Mit neugeschöpftem Wissen sahen wir die Welt und die Medien ab da etwas anders, nicht besser, aber anders. Und nahmen die “BBB-Theorie” in unseren Wortschatz auf. Schon bald mussten wir feststellen, dass unsere Gesprächspartner nicht so wirklich auf diesen Begriff ansprangen. Kein zustimmendes Nicken, kein empörtes Beipflichten. Subtiles Weiterleiten in ein nächstes Thema oder ein nichtswissender Augenbrauenknicks waren hingegen häufige Reaktionen.
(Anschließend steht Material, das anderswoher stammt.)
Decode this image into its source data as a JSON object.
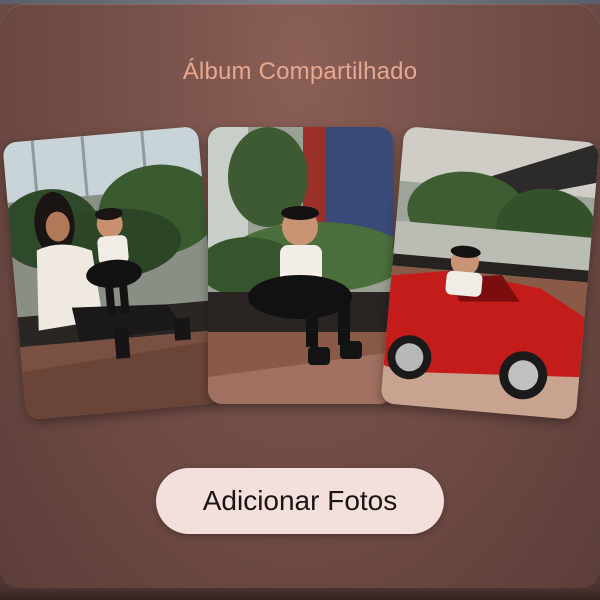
{
  "album": {
    "title": "Álbum Compartilhado",
    "add_button_label": "Adicionar Fotos"
  },
  "photos": [
    {
      "icon": "photo-mother-and-baby-in-garden"
    },
    {
      "icon": "photo-baby-sitting-on-planter"
    },
    {
      "icon": "photo-baby-in-red-toy-car"
    }
  ],
  "colors": {
    "title": "#e8a890",
    "button_bg": "#f3dfdc",
    "button_text": "#1a1414",
    "card_bg": "#78524b"
  }
}
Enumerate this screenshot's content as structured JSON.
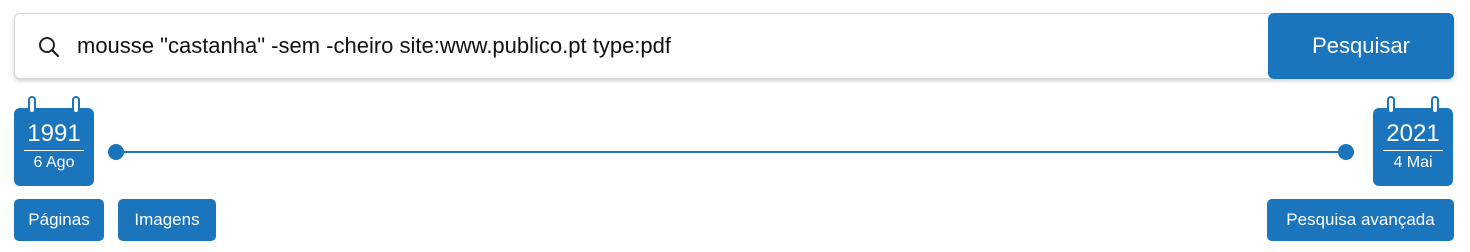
{
  "search": {
    "query": "mousse \"castanha\" -sem -cheiro site:www.publico.pt type:pdf",
    "button_label": "Pesquisar",
    "icon": "search-icon"
  },
  "date_range": {
    "start": {
      "year": "1991",
      "day_month": "6 Ago"
    },
    "end": {
      "year": "2021",
      "day_month": "4 Mai"
    }
  },
  "buttons": {
    "paginas": "Páginas",
    "imagens": "Imagens",
    "advanced": "Pesquisa avançada"
  },
  "colors": {
    "accent": "#1b75bc",
    "border": "#d9d9d9"
  }
}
“Macht nichts, bald sind wir unter Gleichgesinnten – im Multimedia Production Studium”, dachten wir uns. Aber auch hier schien den Ausdruck niemand zu kennen. Vielleicht wollte sich keiner als Vertreter der BBB-Theorie outen, vielleicht verdächtigte uns auch der ein oder andere Kommilitone der Paranoia – Fakt ist, dass sich die “Büsi, Bomben, Brüste”- Theorie irgendwie noch nicht so ganz etabliert hat.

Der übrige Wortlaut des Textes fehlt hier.